Live Video Production Set Up?

Discussion in 'Digital Video' started by Andy Greenow, Jul 24, 2016.

  1. Andy Greenow macrumors newbie

    Jan 27, 2014
    Hi all,

    Just wondering what your live video production set up is. For example what Mac do you use? Processor speed, graphics card? Are you using HDMI or SDI? How do you feed the video from your camera into your Mac?

    I'm looking at setting a small studio up at home for live streaming and just curious at what things I need to be considering?

  2. joema2 macrumors 65816


    Sep 3, 2013
    Aside from the camera and computer issues, a good inexpensive method is using Google Hangouts On Air.

    This is different from regular Google Hangouts video conferencing. It is more designed for live streaming of talks, webinars, etc. It is free and supports these features:

    - Unlimited number of live viewers
    - Multi-camera broadcasts with video switching via control app
    - Cloud-based video recording
    - Unlisted or private broadcasts

    Getting started with Hangouts On Air:
    Unlisted On Air broadcast:

    Multicam On Air setup:
  3. Jorgos macrumors newbie

    Apr 22, 2012
    I use this. Not too sure about the processor, but it does the job

    Attached Files:

  4. mBox macrumors 68020

    Jun 26, 2002


    My day job we use the Sony AnyCast for live/tape feeds during events.
    I have seen the BlackMagic ATEM at work and its amazing.
    Heck even my RED Scarlet would work on the above for live use.
  5. sevoneone macrumors 6502

    May 16, 2010
    I have not done much live streaming lately, but I have used the Blackmagic Intensity Pro and Intensity Thunderbolt products for the purpose. The trouble with Blackmagic stuff is that it is pretty particular about input formats over HDMI and it takes a bit of trial and error to get it 100% depending on the camera you use.

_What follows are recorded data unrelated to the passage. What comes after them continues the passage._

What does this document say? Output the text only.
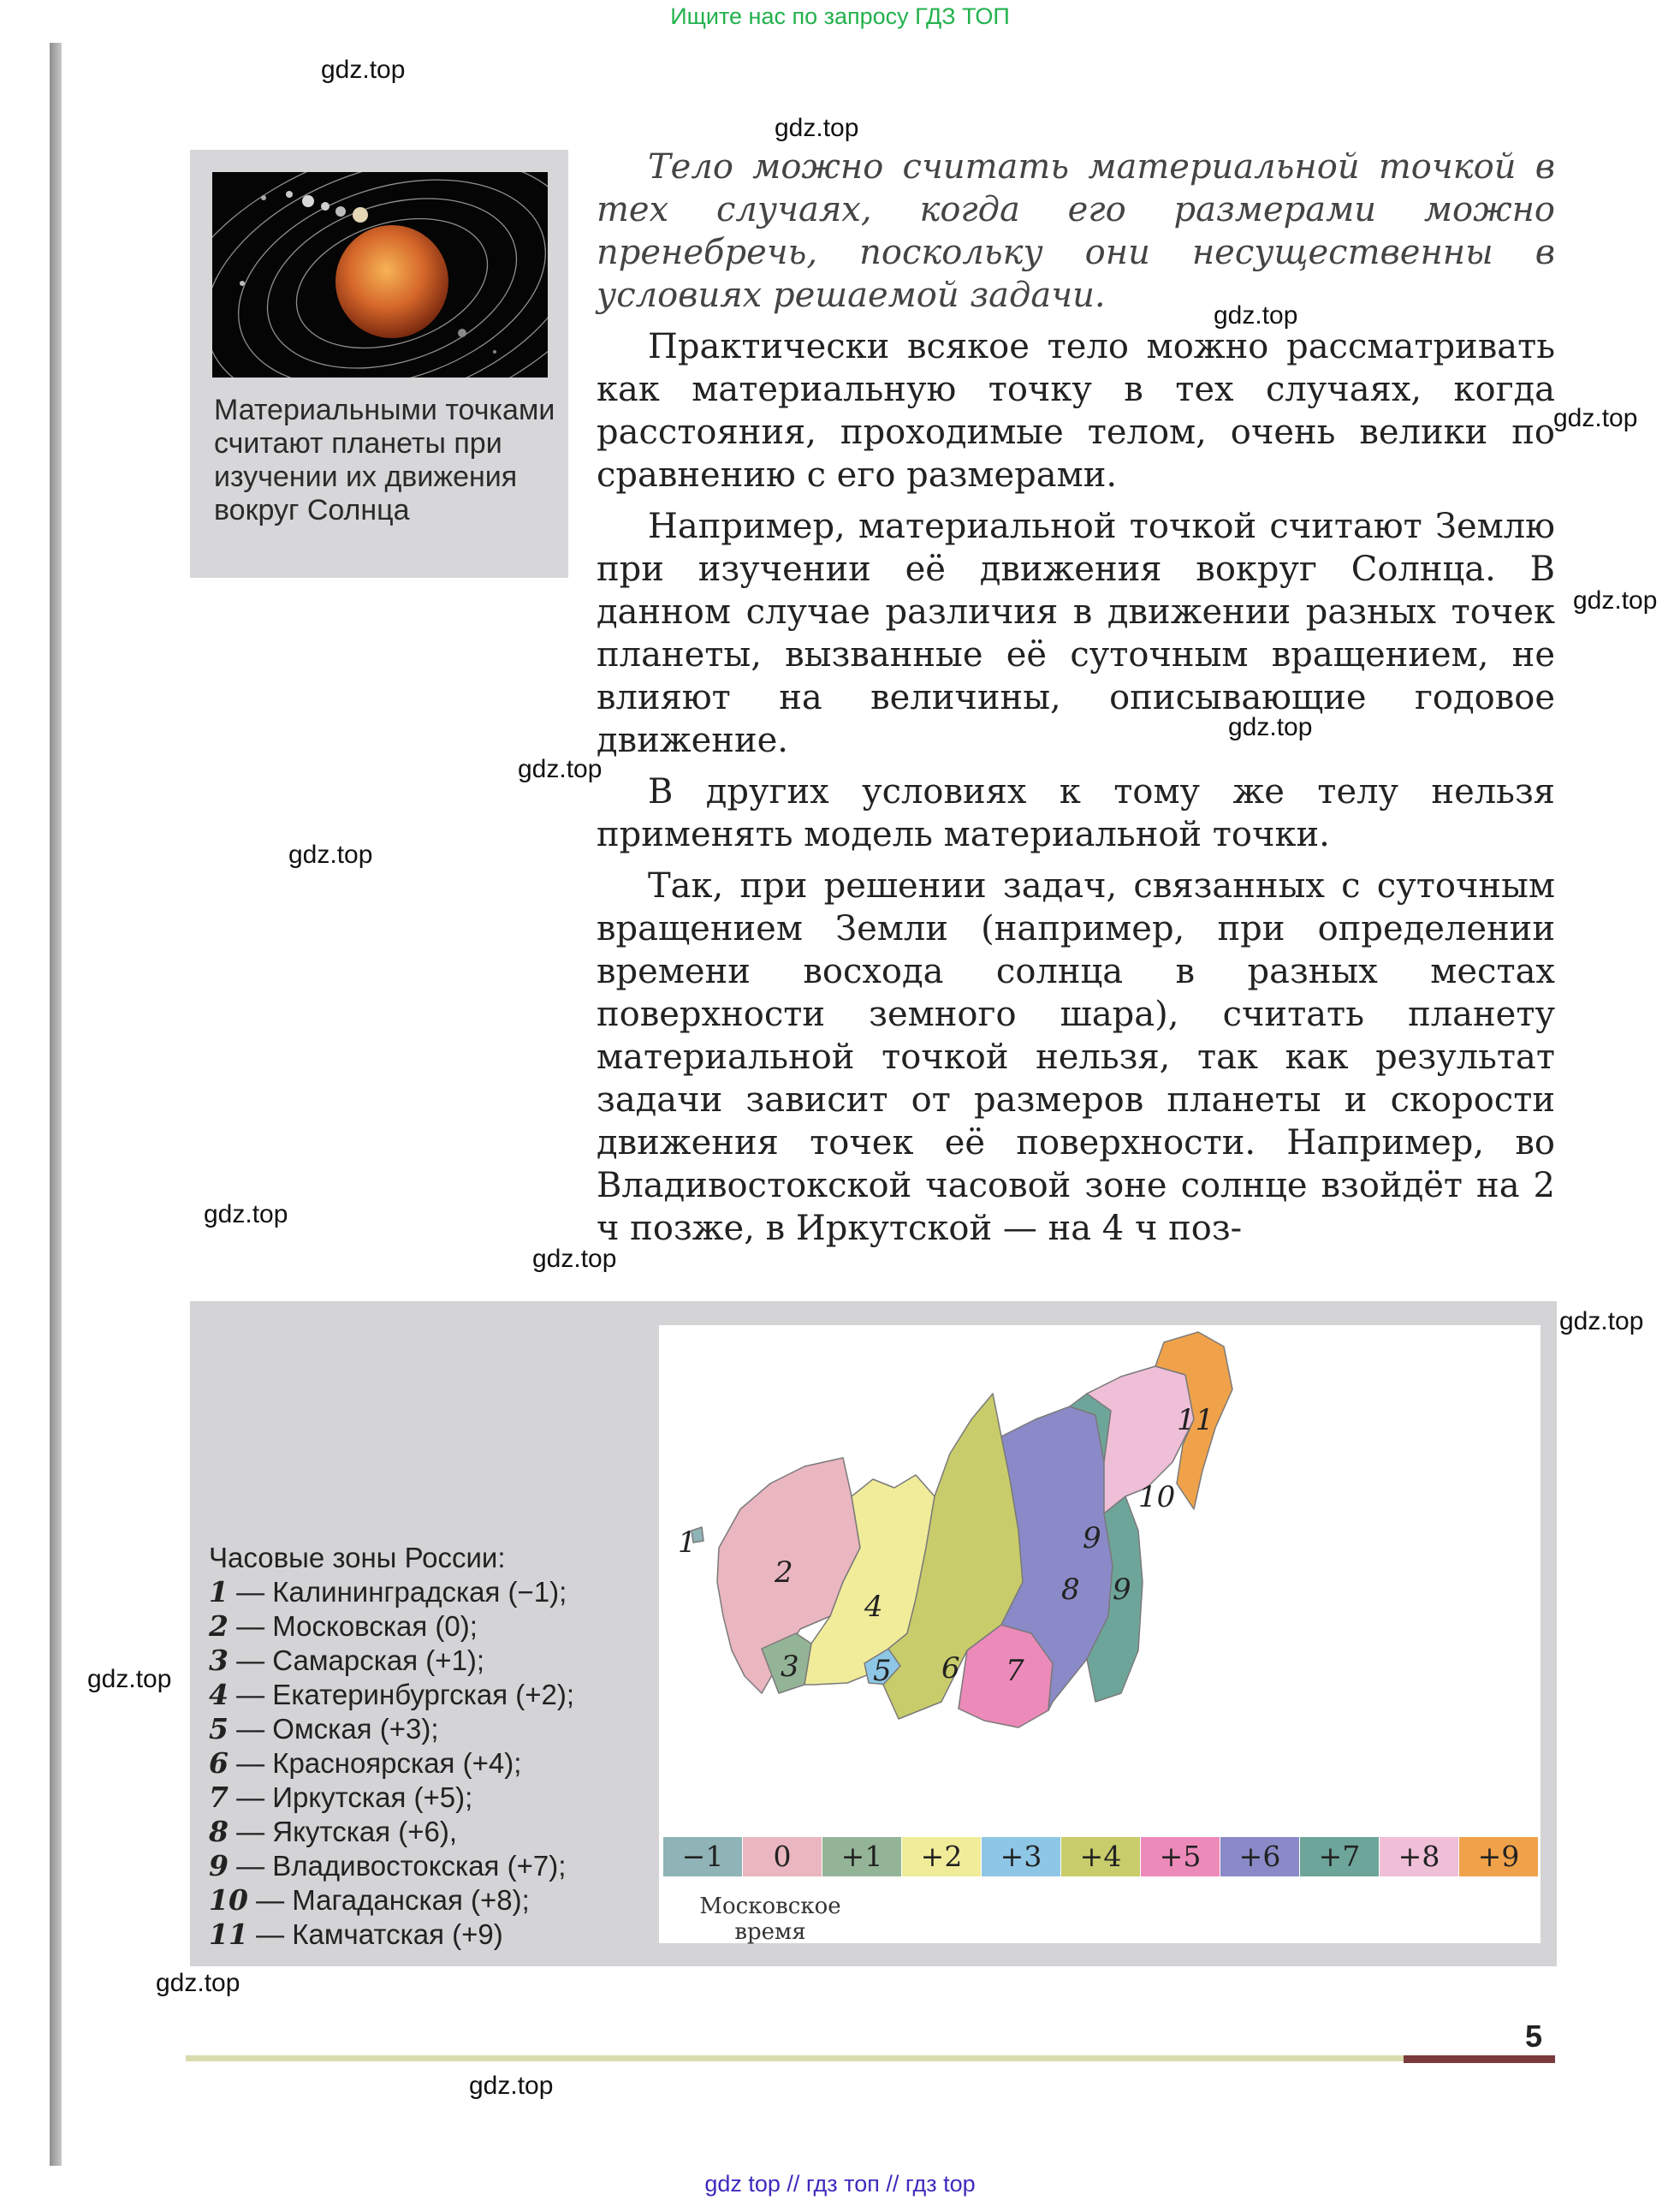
Ищите нас по запросу ГДЗ ТОП
gdz.top
gdz.top
gdz.top
gdz.top
gdz.top
gdz.top
gdz.top
gdz.top
gdz.top
gdz.top
gdz.top
gdz.top
gdz.top
gdz.top
Материальными точками считают планеты при изучении их движения вокруг Солнца

Тело можно считать материальной точкой в тех случаях, когда его размерами можно пренебречь, поскольку они несущественны в условиях решаемой задачи.

Практически всякое тело можно рассматривать как материальную точку в тех случаях, когда расстояния, проходимые телом, очень велики по сравнению с его размерами.

Например, материальной точкой считают Землю при изучении её движения вокруг Солнца. В данном случае различия в движении разных точек планеты, вызванные её суточным вращением, не влияют на величины, описывающие годовое движение.

В других условиях к тому же телу нельзя применять модель материальной точки.

Так, при решении задач, связанных с суточным вращением Земли (например, при определении времени восхода солнца в разных местах поверхности земного шара), считать планету материальной точкой нельзя, так как результат задачи зависит от размеров планеты и скорости движения точек её поверхности. Например, во Владивостокской часовой зоне солнце взойдёт на 2 ч позже, в Иркутской — на 4 ч поз-

Часовые зоны России:
1 — Калининградская (−1);
2 — Московская (0);
3 — Самарская (+1);
4 — Екатеринбургская (+2);
5 — Омская (+3);
6 — Красноярская (+4);
7 — Иркутская (+5);
8 — Якутская (+6),
9 — Владивостокская (+7);
10 — Магаданская (+8);
11 — Камчатская (+9)
1
2
3
4
5 6 7
8
9
9
10
11
−1	0	+1	+2	+3	+4	+5	+6	+7	+8	+9
Московское время
5
gdz top // гдз топ // гдз top
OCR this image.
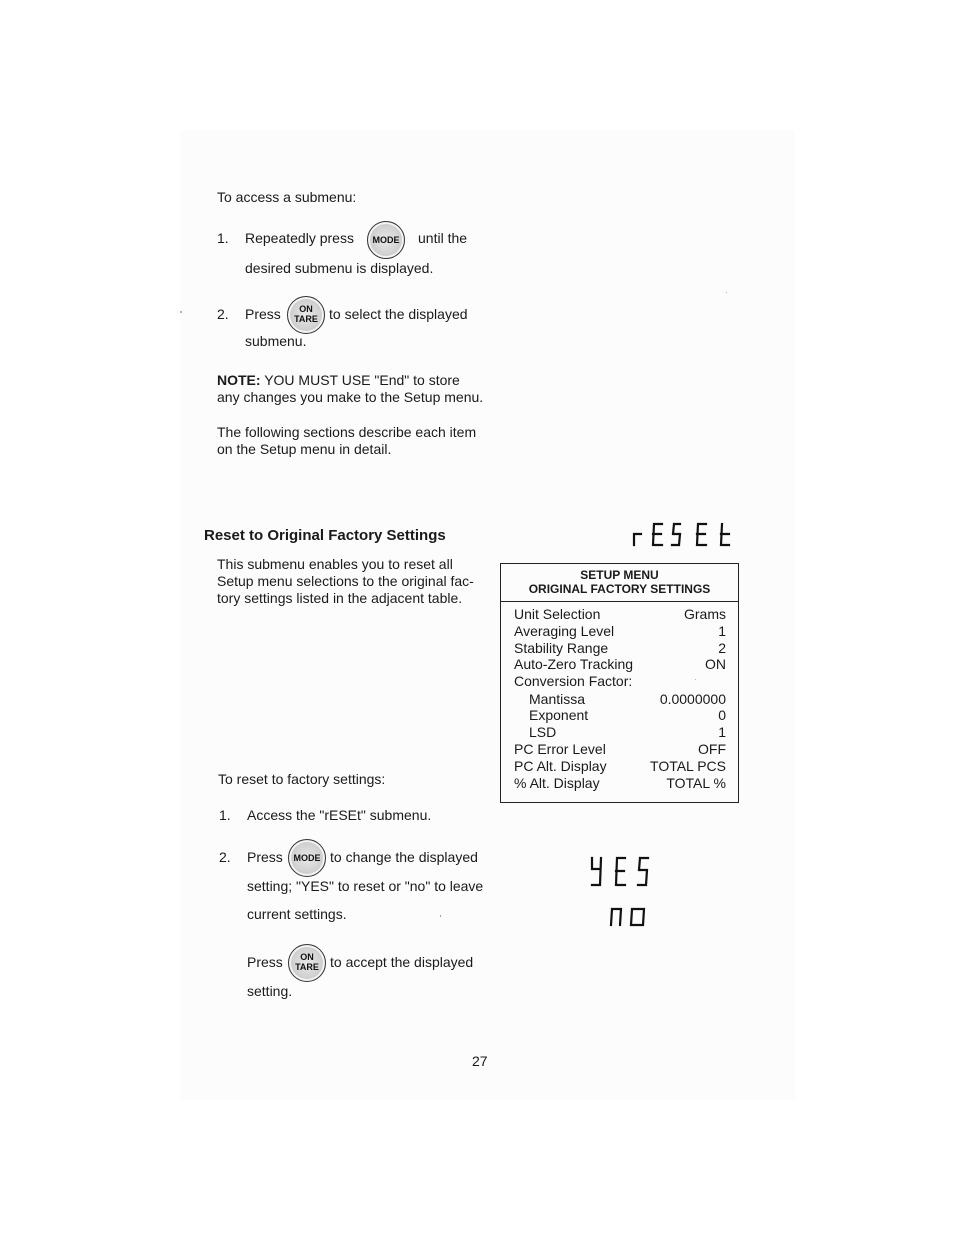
To access a submenu:
1. Repeatedly press	MODE	until the
desired submenu is displayed.
2. Press	ON
TARE to select the displayed
submenu.
NOTE: YOU MUST USE "End" to store
any changes you make to the Setup menu.
The following sections describe each item
on the Setup menu in detail.
Reset to Original Factory Settings
This submenu enables you to reset all
Setup menu selections to the original fac-
tory settings listed in the adjacent table.
SETUP MENU
ORIGINAL FACTORY SETTINGS
Unit Selection	Grams
Averaging Level	1
Stability Range	2
Auto-Zero Tracking	ON
Conversion Factor:
Mantissa	0.0000000
Exponent	0
LSD	1
PC Error Level	OFF
PC Alt. Display	TOTAL PCS
% Alt. Display	TOTAL %
To reset to factory settings:
1. Access the "rESEt" submenu.
2. Press	MODE to change the displayed
setting; "YES" to reset or "no" to leave
current settings.
Press	ON
TARE to accept the displayed
setting.
27
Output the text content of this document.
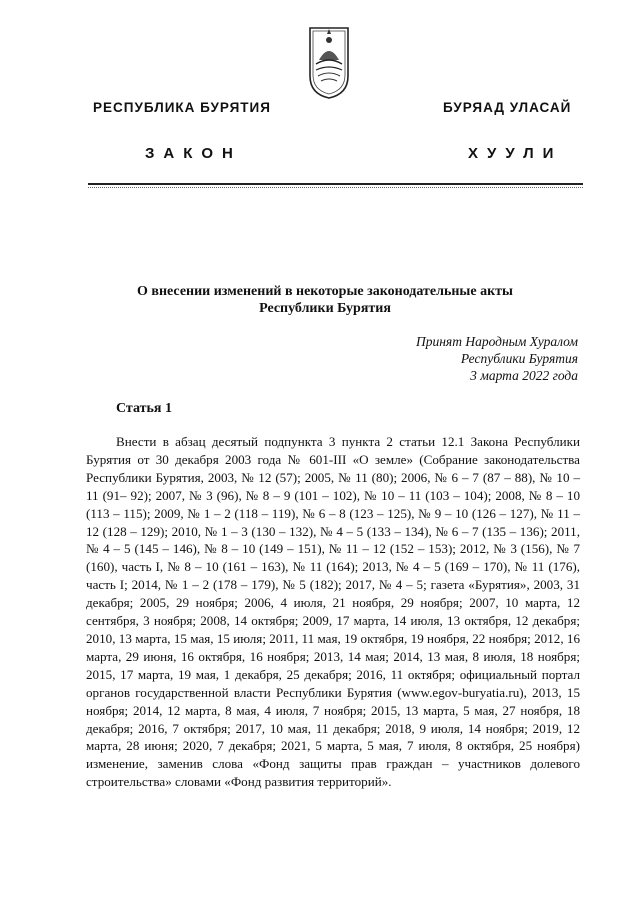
РЕСПУБЛИКА БУРЯТИЯ	БУРЯАД УЛАСАЙ
ЗАКОН	ХУУЛИ
О внесении изменений в некоторые законодательные акты
Республики Бурятия
Принят Народным Хуралом
Республики Бурятия
3 марта 2022 года
Статья 1

Внести в абзац десятый подпункта 3 пункта 2 статьи 12.1 Закона Республики Бурятия от 30 декабря 2003 года № 601-III «О земле» (Собрание законодательства Республики Бурятия, 2003, № 12 (57); 2005, № 11 (80); 2006, № 6 – 7 (87 – 88), № 10 – 11 (91– 92); 2007, № 3 (96), № 8 – 9 (101 – 102), № 10 – 11 (103 – 104); 2008, № 8 – 10 (113 – 115); 2009, № 1 – 2 (118 – 119), № 6 – 8 (123 – 125), № 9 – 10 (126 – 127), № 11 – 12 (128 – 129); 2010, № 1 – 3 (130 – 132), № 4 – 5 (133 – 134), № 6 – 7 (135 – 136); 2011, № 4 – 5 (145 – 146), № 8 – 10 (149 – 151), № 11 – 12 (152 – 153); 2012, № 3 (156), № 7 (160), часть I, № 8 – 10 (161 – 163), № 11 (164); 2013, № 4 – 5 (169 – 170), № 11 (176), часть I; 2014, № 1 – 2 (178 – 179), № 5 (182); 2017, № 4 – 5; газета «Бурятия», 2003, 31 декабря; 2005, 29 ноября; 2006, 4 июля, 21 ноября, 29 ноября; 2007, 10 марта, 12 сентября, 3 ноября; 2008, 14 октября; 2009, 17 марта, 14 июля, 13 октября, 12 декабря; 2010, 13 марта, 15 мая, 15 июля; 2011, 11 мая, 19 октября, 19 ноября, 22 ноября; 2012, 16 марта, 29 июня, 16 октября, 16 ноября; 2013, 14 мая; 2014, 13 мая, 8 июля, 18 ноября; 2015, 17 марта, 19 мая, 1 декабря, 25 декабря; 2016, 11 октября; официальный портал органов государственной власти Республики Бурятия (www.egov-buryatia.ru), 2013, 15 ноября; 2014, 12 марта, 8 мая, 4 июля, 7 ноября; 2015, 13 марта, 5 мая, 27 ноября, 18 декабря; 2016, 7 октября; 2017, 10 мая, 11 декабря; 2018, 9 июля, 14 ноября; 2019, 12 марта, 28 июня; 2020, 7 декабря; 2021, 5 марта, 5 мая, 7 июля, 8 октября, 25 ноября) изменение, заменив слова «Фонд защиты прав граждан – участников долевого строительства» словами «Фонд развития территорий».
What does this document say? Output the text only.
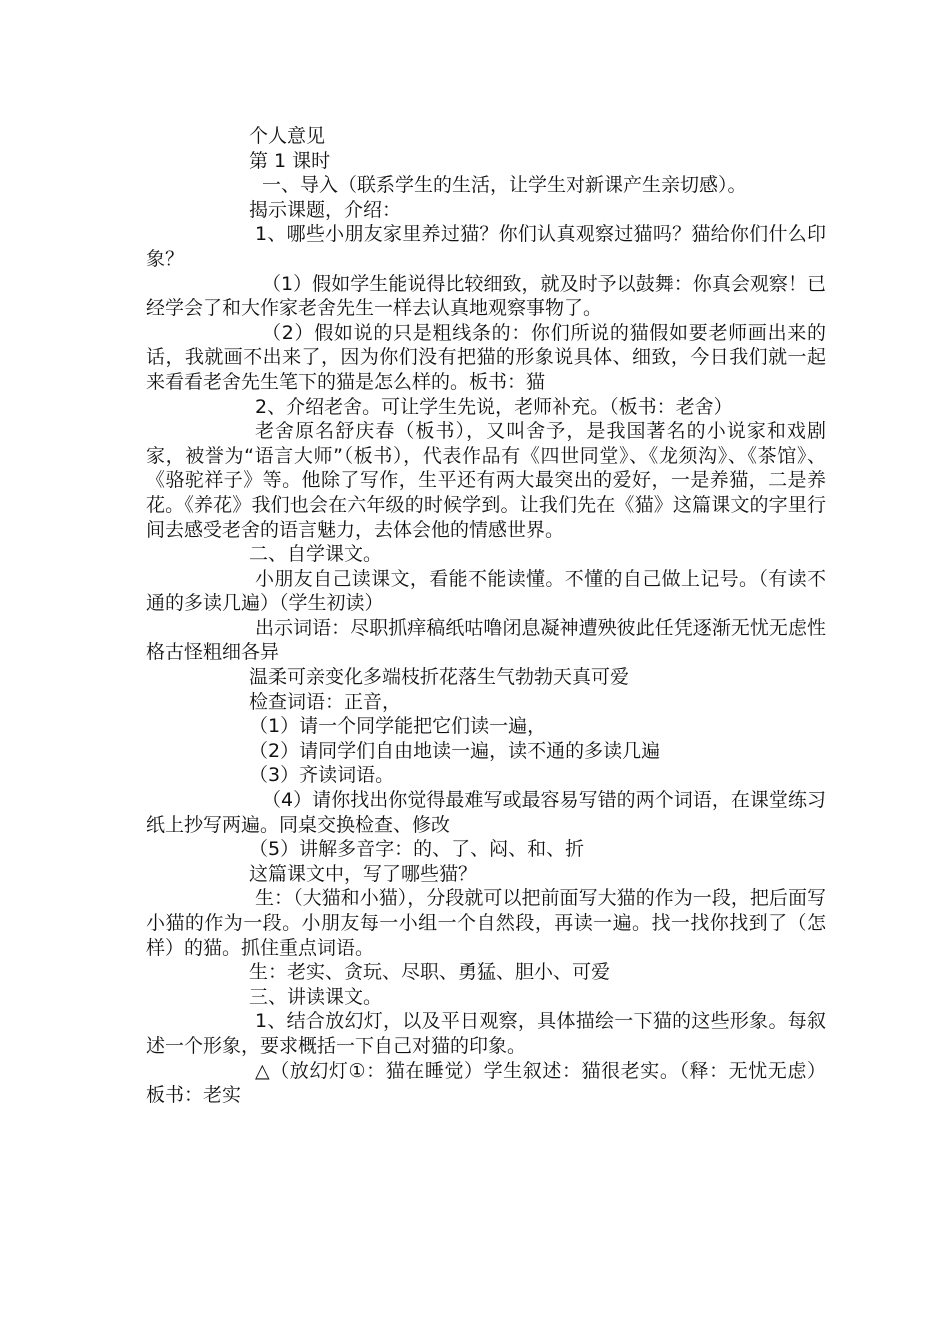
个人意见

第 1 课时

一、导入（联系学生的生活，让学生对新课产生亲切感）。

揭示课题，介绍：

1、哪些小朋友家里养过猫？你们认真观察过猫吗？猫给你们什么印象？

（1）假如学生能说得比较细致，就及时予以鼓舞：你真会观察！已经学会了和大作家老舍先生一样去认真地观察事物了。

（2）假如说的只是粗线条的：你们所说的猫假如要老师画出来的话，我就画不出来了，因为你们没有把猫的形象说具体、细致，今日我们就一起来看看老舍先生笔下的猫是怎么样的。板书：猫

2、介绍老舍。可让学生先说，老师补充。（板书：老舍）

老舍原名舒庆春（板书），又叫舍予，是我国著名的小说家和戏剧家，被誉为“语言大师”（板书），代表作品有《四世同堂》、《龙须沟》、《茶馆》、《骆驼祥子》等。他除了写作，生平还有两大最突出的爱好，一是养猫，二是养花。《养花》我们也会在六年级的时候学到。让我们先在《猫》这篇课文的字里行间去感受老舍的语言魅力，去体会他的情感世界。

二、自学课文。

小朋友自己读课文，看能不能读懂。不懂的自己做上记号。（有读不通的多读几遍）（学生初读）

出示词语：尽职抓痒稿纸咕噜闭息凝神遭殃彼此任凭逐渐无忧无虑性格古怪粗细各异

温柔可亲变化多端枝折花落生气勃勃天真可爱

检查词语：正音，

（1）请一个同学能把它们读一遍，

（2）请同学们自由地读一遍，读不通的多读几遍

（3）齐读词语。

（4）请你找出你觉得最难写或最容易写错的两个词语，在课堂练习纸上抄写两遍。同桌交换检查、修改

（5）讲解多音字：的、了、闷、和、折

这篇课文中，写了哪些猫？

生：（大猫和小猫），分段就可以把前面写大猫的作为一段，把后面写小猫的作为一段。小朋友每一小组一个自然段，再读一遍。找一找你找到了（怎样）的猫。抓住重点词语。

生：老实、贪玩、尽职、勇猛、胆小、可爱

三、讲读课文。

1、结合放幻灯，以及平日观察，具体描绘一下猫的这些形象。每叙述一个形象，要求概括一下自己对猫的印象。

△（放幻灯①：猫在睡觉）学生叙述：猫很老实。（释：无忧无虑）板书：老实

    What type of live streaming are you wanting to do? That is really what will dictate your needs for everything you've asked for advice about. If you just need to stream video from a single source, you can pretty much pull that off using any Mac with a 2nd Gen Intel Core Processor or newer. If you need to be able to use your Mac for other tasks during the stream, or stream 60 frames per second, then you'll want to make sure you have at least an i5 and preferably an i7 processor from the last couple of years. There are hardware video encoders out there, even ones built into modern CPUs and GPUs, however, unless you want to spend a fair bit of extra money on some specialized hardware, the quality of the encoding is not on par with what you get using a solid software (CPU based) encoder in most cases. So you don't necessarily need a high end GPU unless you're planning on streaming games or other software that need the GPU horse power.

    It surprisingly does not take a huge amount of power to pull off a basic HD live stream. My wife occasionally likes to stream a couple of non demanding 2D games on Twitch. She uses a 2nd Gen Core i3 based Hackintosh with 8GB of RAM and an nVidia 740. Live encoding a 30fps 720p stream and playing the games pretty much maxes out that little box. It is able to pull it off smoothly but there is zero overhead for anything else.

    On the other end of the spectrum, at work I have a 2012 i7 MacMini quad with 16 GB of RAM and the Blackmagic Intensity Thunderbolt. We use it to live stream meetings and trainings and it has plenty of power to stream 1080p from a camera source and desktop capture and also be able to do just about anything else at the same time. Love that little box.
  6. Jorgos macrumors newbie

    Apr 22, 2012

    Yep, a RED scarlet will work in there. Most anything will really. I haven't used a Sony Anycast yet, but I don't mind those Blackmagic ATEM mixers. I like the fact that you dont necessarily need the control surface, using your laptop works just as well. Unfortunately they are a little underpowered for most things I do. This particular event in the above photo was actually a pretty low spec job. We only had 18 cameras, 6 replay machines and a couple of graphics generators. Normally we can expect at least 25 cameras etc. But this time we didn't have to link with a studio as another production group was adding their own branding, commentary and hosting positions. Nice easy day out!

    I don't know about the streaming side of things much. But to get the camera into your Mac I would look at a blackmagic ultrastudio express. This will be able to connect just about any camera to your computer via thunderbolt. Also works for export too, but mainly back through SDI rather than to the web.